The importance of a disaster recovery plan (DRP)

Companies that have suffered a significant loss of data, 43% never reopens, while 29% closes after two years [1]. Computer systems are being increasingly critical and a service downtime of several hours or days directly become in very important economic impact.
Studies with a more holistic approach conclude that for every  1€ of investment in a pre-disaster plan it can mean a saving of 4€  in the response and recovery in the event that it happens [2].
Most SMBs do not have a disaster recovery plan and it is estimated that 25% of them do not reopen after a major disaster.
We will share with you an interesting article where you can deepen more on the subject:

Setup Nagios Server with
nsca-ng for DRLM

One of the methods of error reporting with DRLM is nsca-ng, there is a sample configuration on http://docs.drlm.org/en/latest/ErrorReporting.html . In this document we cover the configuration Nagios Server with nsca-ng and also DRLM Server configuration to monitor errors from DRLM Server when running backups.

Of course we assume you have a Nagios Server configured and a DRLM Server

if not, don’t worry, just take a look on the next links

How to install DRLM

How to install NAGIOS

DRLM Server configuration

Install nsca-ng-client package

$ apt install nsca-ng-client

Set up config files

At least 2 files must be configured, in thes example we’re using 3, default.conf has the default values that can be overwritten in local.conf

/usr/share/drlm/conf/default.conf

# REPORT_TYPE=nagios
# NAGIOS VARIABLES
#
# These are default values and can be overwritten in local.conf according to your NAGIOS installation and configuration.
#

NAGCMD="/usr/sbin/send_nsca"
NAGSVC="DRLM"
NAGHOST="$HOSTNAME"
NAGCONF="/etc/drlm/alerts/nagios.cfg"

Note

Keep an eye on this variable NAGSVC . We’re going to use it on the Nagios server side as a service description it must match.

/etc/drlm/local.conf

NAGSVC="DRLM_Backup"

Note

As you can see this varible was defined previously on default.conf , it is just to show you than it can be overwritten with the /etc/drlm/local.conf file, so if you want, you can dismiss this step.

/etc/drlm/alerts/nagios.cfg

#### DRLM (Disaster Recovery Linux Manager) Nagios error reporting sample configuration file.
#### Default: /etc/drlm/alerts/nagios.cfg

### identity = <string>
#   Send  the  specified  client identity to the server.
#   By default, localhost will be used.

identity = "DRLM"

### server = <string>
#   Connect and talk to the specified server address or hostname.
#   The  default server is "localhost".

server = "Cervell"

### port = <string>
#   Connect  to  the  specified  service  name or port number on the
#   server instead of using the default port (5668).

port = 5668
password = "change-me"

Where:

  • DRLM: Is the name of the DRLM Server
  • Cervell: Is the name of the Nagios Server
  • port: Is the port where the Nagios Server is listening
  • password: Is the default password on the nsca-ng-server

Nagios Server configuration

Once the DRLM Server has been configured we’ll set up the Nagios Server.

Install required packages

$ apt install nsca-ng-server

Set up nsca-ng config files

/etc/nsca-ng/nsca-ng.cfg

command_file = "/usr/local/nagios/var/rw/nagios.cmd"

listen = "Cervell" # only listen on localhost.
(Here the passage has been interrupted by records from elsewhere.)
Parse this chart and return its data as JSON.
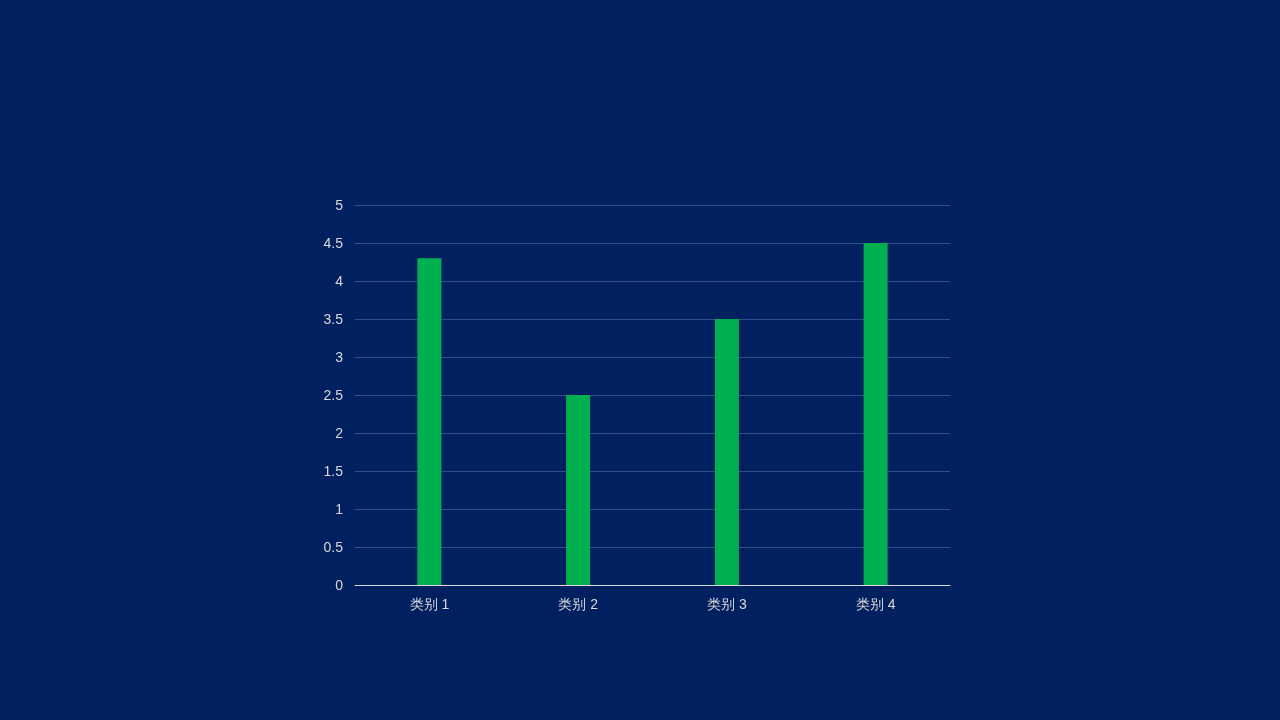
{
  "chart_data": {
    "type": "bar",
    "categories": [
      "类别 1",
      "类别 2",
      "类别 3",
      "类别 4"
    ],
    "values": [
      4.3,
      2.5,
      3.5,
      4.5
    ],
    "color": "#00b050",
    "ylim": [
      0,
      5
    ],
    "yticks": [
      0,
      0.5,
      1,
      1.5,
      2,
      2.5,
      3,
      3.5,
      4,
      4.5,
      5
    ],
    "grid": "y"
  }
}
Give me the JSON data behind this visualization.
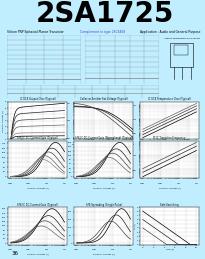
{
  "title": "2SA1725",
  "title_bg": "#00FFFF",
  "title_fontsize": 20,
  "title_fontweight": "bold",
  "page_bg": "#C0EEFF",
  "graph_bg": "#FFFFFF",
  "graph_grid_color": "#BBBBBB",
  "graph_line_colors": [
    "#000000",
    "#222222",
    "#444444",
    "#666666",
    "#888888"
  ],
  "page_number": "36",
  "subtitle_left": "Silicon PNP Epitaxial Planar Transistor",
  "subtitle_mid": "Complement to type 2SC4468",
  "subtitle_right": "Application : Audio and General Purpose"
}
If you use systemd this
                          # this option is overriden by the
                          # nsca-ng-server.socket file.

user = "nagios" # run as user nagios
pid_file = "/var/run/nsca-ng/nsca-ng.pid" # pid file for nsca-ng

include(/etc/nsca-ng/nsca-ng.local.cfg)

authorize "*" {
   password = "change-me"
   #
   # The original NSCA server permits all authenticated clients to submit
   # arbitrary check results.  To get this behaviour, enable the following
   # lines:
   #
           hosts = ".*"
           services = ".*"
}

Note

This config file has been reduced to only the minimum requirements , if you want to see all options check the original file /etc/nsca-ng/nsca-ng.cfg

/lib/systemd/system/nsca-ng-server.socket

[Unit]
Description=NSCA-ng Socket
Documentation=man:nsca-ng(8) man:nsca-ng.cfg(5)

[Socket]
ListenStream=5668
#BindIPv6Only=both

[Install]
WantedBy=sockets.target

Start nsca-ng-server service

$ systemctl start nsca-ng-server
  • Check the status of the service
$ systemctl status nsca-ng-server
● nsca-ng-server.service - Monitoring Command Acceptor
   Loaded: loaded (/lib/systemd/system/nsca-ng-server.service; static)
   Active: active (running) since Fri 2017-02-17 18:35:46 CET; 5s ago
     Docs: man:nsca-ng(8)
           man:nsca-ng.cfg(5)
 Main PID: 14495 (nsca-ng)
   CGroup: /system.slice/nsca-ng-server.service
           └─14495 /usr/sbin/nsca-ng -c /etc/nsca-ng/nsca-ng.cfg

Feb 17 18:35:46 cervell nsca-ng[14495]: Ignoring `-b'/`listen' when socket activated
Feb 17 18:35:46 cervell nsca-ng[14495]: nsca-ng 1.4 (OpenSSL 1.0.1t, libev 4.15 with epoll) starting up

Nagios Config files

For this kind of configuration we’re using passive checks, the error notification is set for a limited time using the variable freshness_threshold. It’s importatnt to setup the notifications in order to receibe an email in case of error , if not you could miss it.

  • Add a new service on

/usr/local/nagios/etc/objects/templates.cfg

define service{
       name passive_service
       active_checks_enabled 0
       passive_checks_enabled 1 # We want only passive checking
       flap_detection_enabled 0
       register 0 # This is a template, not a real service
       is_volatile 0
       check_period 24x7
       max_check_attempts 1
       normal_check_interval 5
       retry_check_interval 1
       check_freshness 1
       freshness_threshold                     600
       contact_groups admins
       check_command check_dummy!0
       notifications_enabled           1                       ; Service notifications are enabled
       notification_interval 10
       notification_period 24x7
       notification_options w,u,c,r
       stalking_options w,c,u
       }
  • Add the DRLM Server on a hostgroup

/usr/local/nagios/etc/object/hostgroup.cfg

define hostgroup {
      hostgroup_name  Krbulan-Servers
      alias           Servidors Test
      members         DRLM
      }
  • Add a new check

/usr/local/nagios/etc/object/commands.cfg

#NSCA-ng Command
define command{
        command_name check_dummy
        command_line $USER1$/check_dummy $ARG1$
       }
  • Define the host and service

/usr/local/nagios/etc/object/DRLM.cfg

define host{
           use Host-krbulan
           host_name DRLM
           hostgroups  Krbulan-Servers
           alias DRLM
           address 192.168.7.9
           }

define service{
           use passive_service
           service_description DRLM_Backup
           host_name DRLM
           notifications_enabled           1
           }

Warning

service_description has to match with the variable NAGSVC before configured on the DRLM server.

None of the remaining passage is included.